Innovative microkinetic modelling-supported structure–activity analysis of Ni/ZSM-5 during vapor-phase hydrogenation of levulinic acid

Abstract

The study examines Ni/ZSM-5 catalysts in vapor phase hydrogenation of levulinic acid (LA) under continuous flow conditions (ambient pressure, 210–250 °C). Advanced characterization revealed the interplay between Al and Ni. This was further reinforced by new approach of microkinetic modeling, which demonstrates a pioneering work on mathematical description of pulse H2 sorption, TPD kinetics, DRIFT-supported determination of sorption energy barriers and (de)sorption kinetics.
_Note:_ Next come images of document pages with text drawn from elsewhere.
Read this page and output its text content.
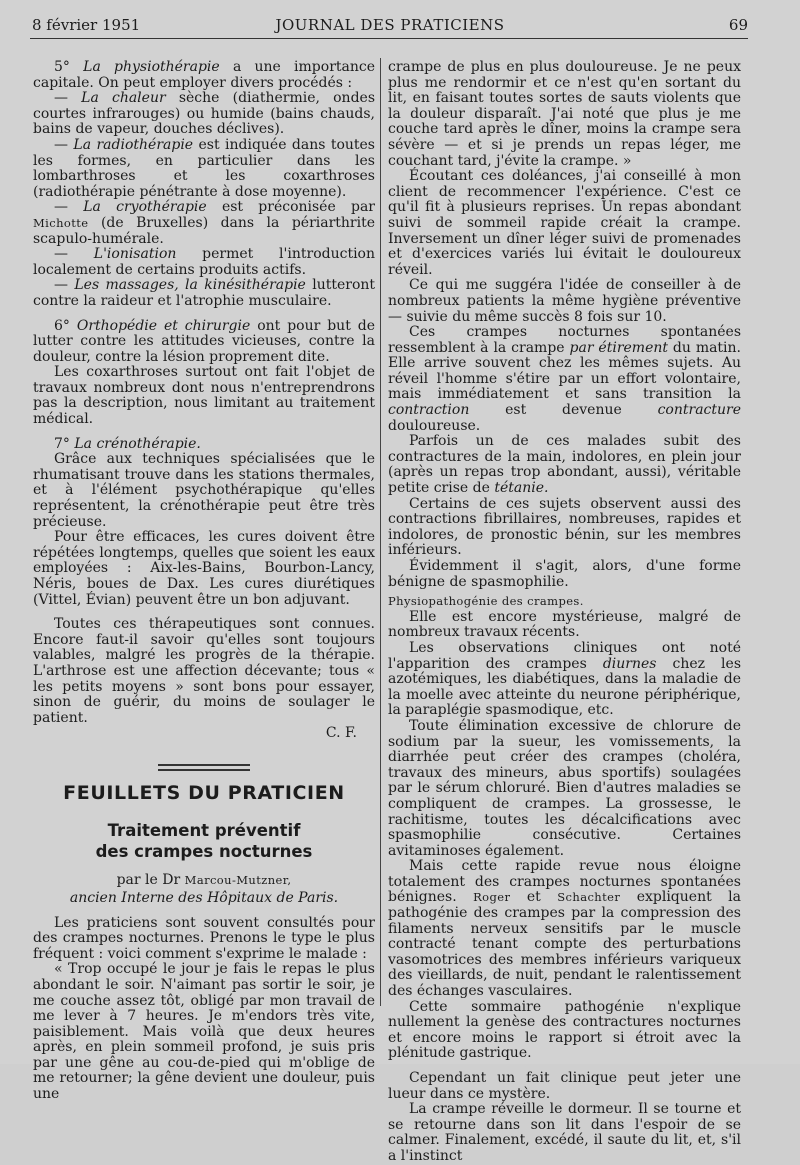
8 février 1951	JOURNAL DES PRATICIENS	69

5° La physiothérapie a une importance capitale. On peut employer divers procédés :

— La chaleur sèche (diathermie, ondes courtes infrarouges) ou humide (bains chauds, bains de vapeur, douches déclives).

— La radiothérapie est indiquée dans toutes les formes, en particulier dans les lombarthroses et les coxarthroses (radiothérapie pénétrante à dose moyenne).

— La cryothérapie est préconisée par Michotte (de Bruxelles) dans la périarthrite scapulo-humérale.

— L'ionisation permet l'introduction localement de certains produits actifs.

— Les massages, la kinésithérapie lutteront contre la raideur et l'atrophie musculaire.

6° Orthopédie et chirurgie ont pour but de lutter contre les attitudes vicieuses, contre la douleur, contre la lésion proprement dite.

Les coxarthroses surtout ont fait l'objet de travaux nombreux dont nous n'entreprendrons pas la description, nous limitant au traitement médical.

7° La crénothérapie.

Grâce aux techniques spécialisées que le rhumatisant trouve dans les stations thermales, et à l'élément psychothérapique qu'elles représentent, la crénothérapie peut être très précieuse.

Pour être efficaces, les cures doivent être répétées longtemps, quelles que soient les eaux employées : Aix-les-Bains, Bourbon-Lancy, Néris, boues de Dax. Les cures diurétiques (Vittel, Évian) peuvent être un bon adjuvant.

Toutes ces thérapeutiques sont connues. Encore faut-il savoir qu'elles sont toujours valables, malgré les progrès de la thérapie. L'arthrose est une affection décevante; tous « les petits moyens » sont bons pour essayer, sinon de guérir, du moins de soulager le patient.

C. F.

FEUILLETS DU PRATICIEN
Traitement préventif
des crampes nocturnes
par le Dr Marcou-Mutzner,
ancien Interne des Hôpitaux de Paris.

Les praticiens sont souvent consultés pour des crampes nocturnes. Prenons le type le plus fréquent : voici comment s'exprime le malade :

« Trop occupé le jour je fais le repas le plus abondant le soir. N'aimant pas sortir le soir, je me couche assez tôt, obligé par mon travail de me lever à 7 heures. Je m'endors très vite, paisiblement. Mais voilà que deux heures après, en plein sommeil profond, je suis pris par une gêne au cou-de-pied qui m'oblige de me retourner; la gêne devient une douleur, puis une

crampe de plus en plus douloureuse. Je ne peux plus me rendormir et ce n'est qu'en sortant du lit, en faisant toutes sortes de sauts violents que la douleur disparaît. J'ai noté que plus je me couche tard après le dîner, moins la crampe sera sévère — et si je prends un repas léger, me couchant tard, j'évite la crampe. »

Écoutant ces doléances, j'ai conseillé à mon client de recommencer l'expérience. C'est ce qu'il fit à plusieurs reprises. Un repas abondant suivi de sommeil rapide créait la crampe. Inversement un dîner léger suivi de promenades et d'exercices variés lui évitait le douloureux réveil.

Ce qui me suggéra l'idée de conseiller à de nombreux patients la même hygiène préventive — suivie du même succès 8 fois sur 10.

Ces crampes nocturnes spontanées ressemblent à la crampe par étirement du matin. Elle arrive souvent chez les mêmes sujets. Au réveil l'homme s'étire par un effort volontaire, mais immédiatement et sans transition la contraction	est devenue	contracture douloureuse.

Parfois un de ces malades subit des contractures de la main, indolores, en plein jour (après un repas trop abondant, aussi), véritable petite crise de tétanie.

Certains de ces sujets observent aussi des contractions fibrillaires, nombreuses, rapides et indolores, de pronostic bénin, sur les membres inférieurs.

Évidemment il s'agit, alors, d'une forme bénigne de spasmophilie.

Physiopathogénie des crampes.

Elle est encore mystérieuse, malgré de nombreux travaux récents.

Les observations cliniques ont noté l'apparition des crampes diurnes chez les azotémiques, les diabétiques, dans la maladie de la moelle avec atteinte du neurone périphérique, la paraplégie spasmodique, etc.

Toute élimination excessive de chlorure de sodium par la sueur, les vomissements, la diarrhée peut créer des crampes (choléra, travaux des mineurs, abus sportifs) soulagées par le sérum chloruré. Bien d'autres maladies se compliquent de crampes. La grossesse, le rachitisme, toutes les décalcifications avec spasmophilie consécutive. Certaines avitaminoses également.

Mais cette rapide revue nous éloigne totalement des crampes nocturnes spontanées bénignes. Roger et Schachter expliquent la pathogénie des crampes par la compression des filaments nerveux sensitifs par le muscle contracté tenant compte des perturbations vasomotrices des membres inférieurs variqueux des vieillards, de nuit, pendant le ralentissement des échanges vasculaires.

Cette sommaire pathogénie n'explique nullement la genèse des contractures nocturnes et encore moins le rapport si étroit avec la plénitude gastrique.

Cependant un fait clinique peut jeter une lueur dans ce mystère.

La crampe réveille le dormeur. Il se tourne et se retourne dans son lit dans l'espoir de se calmer. Finalement, excédé, il saute du lit, et, s'il a l'instinct
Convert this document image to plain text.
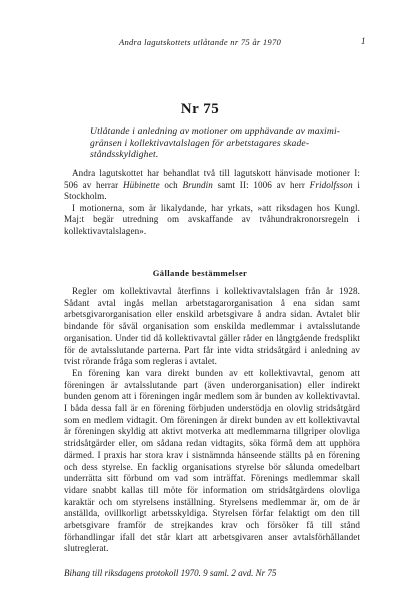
Andra lagutskottets utlåtande nr 75 år 1970	1
Nr 75
Utlåtande i anledning av motioner om upphävande av maximi-
gränsen i kollektivavtalslagen för arbetstagares skade-
ståndsskyldighet.

Andra lagutskottet har behandlat två till lagutskott hänvisade motioner I: 506 av herrar Hübinette och Brundin samt II: 1006 av herr Fridolfsson i Stockholm.

I motionerna, som är likalydande, har yrkats, »att riksdagen hos Kungl. Maj:t begär utredning om avskaffande av tvåhundrakronorsregeln i kollektivavtalslagen».

Gällande bestämmelser

Regler om kollektivavtal återfinns i kollektivavtalslagen från år 1928. Sådant avtal ingås mellan arbetstagarorganisation å ena sidan samt arbetsgivarorganisation eller enskild arbetsgivare å andra sidan. Avtalet blir bindande för såväl organisation som enskilda medlemmar i avtalsslutande organisation. Under tid då kollektivavtal gäller råder en långtgående fredsplikt för de avtalsslutande parterna. Part får inte vidta stridsåtgärd i anledning av tvist rörande fråga som regleras i avtalet.

En förening kan vara direkt bunden av ett kollektivavtal, genom att föreningen är avtalsslutande part (även underorganisation) eller indirekt bunden genom att i föreningen ingår medlem som är bunden av kollektivavtal. I båda dessa fall är en förening förbjuden understödja en olovlig stridsåtgärd som en medlem vidtagit. Om föreningen är direkt bunden av ett kollektivavtal är föreningen skyldig att aktivt motverka att medlemmarna tillgriper olovliga stridsåtgärder eller, om sådana redan vidtagits, söka förmå dem att upphöra därmed. I praxis har stora krav i sistnämnda hänseende ställts på en förening och dess styrelse. En facklig organisations styrelse bör sålunda omedelbart underrätta sitt förbund om vad som inträffat. Förenings medlemmar skall vidare snabbt kallas till möte för information om stridsåtgärdens olovliga karaktär och om styrelsens inställning. Styrelsens medlemmar är, om de är anställda, ovillkorligt arbetsskyldiga. Styrelsen förfar felaktigt om den till arbetsgivare framför de strejkandes krav och försöker få till stånd förhandlingar ifall det står klart att arbetsgivaren anser avtalsförhållandet slutreglerat.

Bihang till riksdagens protokoll 1970. 9 saml. 2 avd. Nr 75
The Ni/ZSM-5 (3.7 wt.% Ni, Si/Al = 28) emerged as the optimal choice for obtaining γ-valerolactone (GVL) as the desired product. Al-rich catalysts with high acid site amounts and low metallic Ni active site concentrations favored esterification, reducing hydrogenation activity, and impeding further hydrogenation of GVL to pentanoic/valeric acid (PA). To enhance PA formation, Ni/ZSM-5 (4 wt.% Ni, Si/Al = 750) with a high Si/Al ratio, was identified as crucial. The combination of described experiments and modelling is demonstrated beneficial for insightful investigation of the structure–activity relationship of Ni/ZSM-5 or any other mono/bi-functional catalysts.